L’augmentation de la prévalence de l’adénocarcinome pancréatique (AP) en Europe, y compris en France, amène la communauté scientifique à se questionner sur l’existence de nouveaux facteurs de risque, ceux décrits ne suffisant pas à expliquer cette progression. L’exposition aux produits phytopharmaceutiques ayant déjà été associée au risque de cancers, l’étude Pestipac, menée par le Dr Mathias Brugel, gastro-entérologue et oncologue digestif au centre hospitalier de la Côte basque à Bayonne, s’est intéressée au risque d’AP en cas d’exposition à long terme à différents pesticides et métabolites.
L’équipe a ainsi retrouvé une association entre risque d’AP et concentration de pesticides organochlorés dans la graisse abdominale, sachant que ces résidus appelés aussi « polluants organiques persistants » caractérisent l’exposition à long terme. Et l’étude n’a pas retrouvé d’association avec les résidus urinaires de pesticides organochlorés.
« L’augmentation de la prévalence du cancer du pancréas est singulière et soulève des questions, notamment pour les pays d’Europe de l’Ouest, comme le montre une étude récente publiée dans The Lancet Gastroenterology and Hepatology. Les patients jeunes (de moins de 50 ans) sont de plus en plus touchés », détaille le Dr Brugel au Quotidien, qui se penche avec attention sur le sujet depuis quelques années.
Une association avec le risque de cancer, mais pas la survie
L’étude a ciblé 345 pesticides et métabolites, dont 29 pesticides organochlorés, et mesuré leur concentration dans les urines et la graisse abdominale de 26 patients atteints d’un AP appariés avec 26 témoins. Parmi les participants, 38,5 % des patients cas et 19,2 % des contrôles avaient un antécédent de diabète, 15 sujets au total ont renseigné avoir travaillé dans le milieu agricole et 8 avaient utilisé des pesticides avant l’inclusion. Les auteurs retrouvent une contamination aux pesticides organochlorés chez tous les participants avec un risque augmenté d’AP chez ceux contaminés au trans-nonachlore (OR = 1,316), au cis-nonachlore (OR = 14,409), au mirex (OR = 2,788) et au 4,4 DDE (OR = 1,019). Concernant la présence de pesticides dans les urines, elle n’était pas associée au risque d’AP, « comme nous nous attendions », commente le Dr Brugel. Plus surprenant, les taux des pesticides dans les graisses ne semblent pas avoir d’incidence sur la survie globale et sans récidive des personnes ayant un AP.
« L’étude Pestipac est un début de réponse »
« Nous sommes tous de près ou de loin exposés à des substances chimiques, nocives ou non – et les participants de l’étude vivaient d’ailleurs dans une région viticole. Le seul lien que nous pouvons établir ici avec le cancer du pancréas est un lien de présomption, non de causalité », commente le Dr Brugel.

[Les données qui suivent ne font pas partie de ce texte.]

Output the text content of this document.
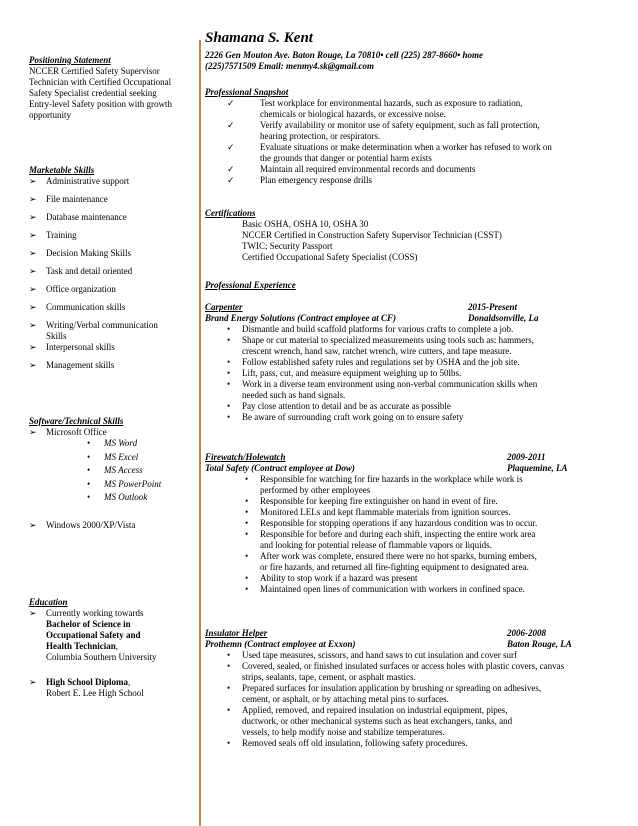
Positioning Statement
NCCER Certified Safety Supervisor
Technician with Certified Occupational
Safety Specialist credential seeking
Entry-level Safety position with growth
opportunity
Marketable Skills
➢ Administrative support
➢ File maintenance
➢ Database maintenance
➢ Training
➢ Decision Making Skills
➢ Task and detail oriented
➢ Office organization
➢ Communication skills
➢ Writing/Verbal communication
Skills
➢ Interpersonal skills
➢ Management skills
Software/Technical Skills
➢ Microsoft Office
• MS Word
• MS Excel
• MS Access
• MS PowerPoint
• MS Outlook
➢ Windows 2000/XP/Vista
Education
➢ Currently working towards
Bachelor of Science in
Occupational Safety and
Health Technician,
Columbia Southern University
➢ High School Diploma,
Robert E. Lee High School
Shamana S. Kent
2226 Gen Mouton Ave. Baton Rouge, La 70810• cell (225) 287-8660• home
(225)7571509 Email: menmy4.sk@gmail.com
Professional Snapshot
✓	Test workplace for environmental hazards, such as exposure to radiation,
chemicals or biological hazards, or excessive noise.
✓	Verify availability or monitor use of safety equipment, such as fall protection,
hearing protection, or respirators.
✓	Evaluate situations or make determination when a worker has refused to work on
the grounds that danger or potential harm exists
✓	Maintain all required environmental records and documents
✓	Plan emergency response drills
Certifications
Basic OSHA, OSHA 10, OSHA 30
NCCER Certified in Construction Safety Supervisor Technician (CSST)
TWIC; Security Passport
Certified Occupational Safety Specialist (COSS)
Professional Experience
Carpenter	2015-Present
Brand Energy Solutions (Contract employee at CF)	Donaldsonville, La
• Dismantle and build scaffold platforms for various crafts to complete a job.
• Shape or cut material to specialized measurements using tools such as: hammers,
crescent wrench, hand saw, ratchet wrench, wire cutters, and tape measure.
• Follow established safety rules and regulations set by OSHA and the job site.
• Lift, pass, cut, and measure equipment weighing up to 50lbs.
• Work in a diverse team environment using non-verbal communication skills when
needed such as hand signals.
• Pay close attention to detail and be as accurate as possible
• Be aware of surrounding craft work going on to ensure safety
Firewatch/Holewatch	2009-2011
Total Safety (Contract employee at Dow)	Plaquemine, LA
• Responsible for watching for fire hazards in the workplace while work is
performed by other employees
• Responsible for keeping fire extinguisher on hand in event of fire.
• Monitored LELs and kept flammable materials from ignition sources.
• Responsible for stopping operations if any hazardous condition was to occur.
• Responsible for before and during each shift, inspecting the entire work area
and looking for potential release of flammable vapors or liquids.
• After work was complete, ensured there were no hot sparks, burning embers,
or fire hazards, and returned all fire-fighting equipment to designated area.
• Ability to stop work if a hazard was present
• Maintained open lines of communication with workers in confined space.
Insulator Helper	2006-2008
Prothemn (Contract employee at Exxon)	Baton Rouge, LA
• Used tape measures, scissors, and hand saws to cut insulation and cover surf
• Covered, sealed, or finished insulated surfaces or access holes with plastic covers, canvas
strips, sealants, tape, cement, or asphalt mastics.
• Prepared surfaces for insulation application by brushing or spreading on adhesives,
cement, or asphalt, or by attaching metal pins to surfaces.
• Applied, removed, and repaired insulation on industrial equipment, pipes,
ductwork, or other mechanical systems such as heat exchangers, tanks, and
vessels, to help modify noise and stabilize temperatures.
• Removed seals off old insulation, following safety procedures.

Malgré les limites des études épidémiologiques comme « le faible nombre de cas » et « la mesure rétrospective de l’exposition », l’oncologue fait remarquer que ces travaux peuvent tout de même mettre en évidence des associations entre une exposition et un surrisque ; et que le petit nombre de cas, en valeur absolue, de cancers du pancréas peut rendre les études moins puissantes. « Peut-être ne pourrons-nous jamais établir un lien de causalité, car nous ne ferons jamais d’essais où nous exposerions de manière volontaire, mais notre étude montre d’une part que les personnes ayant utilisé certains pesticides – par ailleurs interdits aujourd’hui – présentent aujourd’hui encore des traces d’exposition, et d’autre part que cette présence est associée à un surrisque d’adénocarcinome pancréatique », conclut-il, estimant que « l’étude Pestipac est un début de réponse ».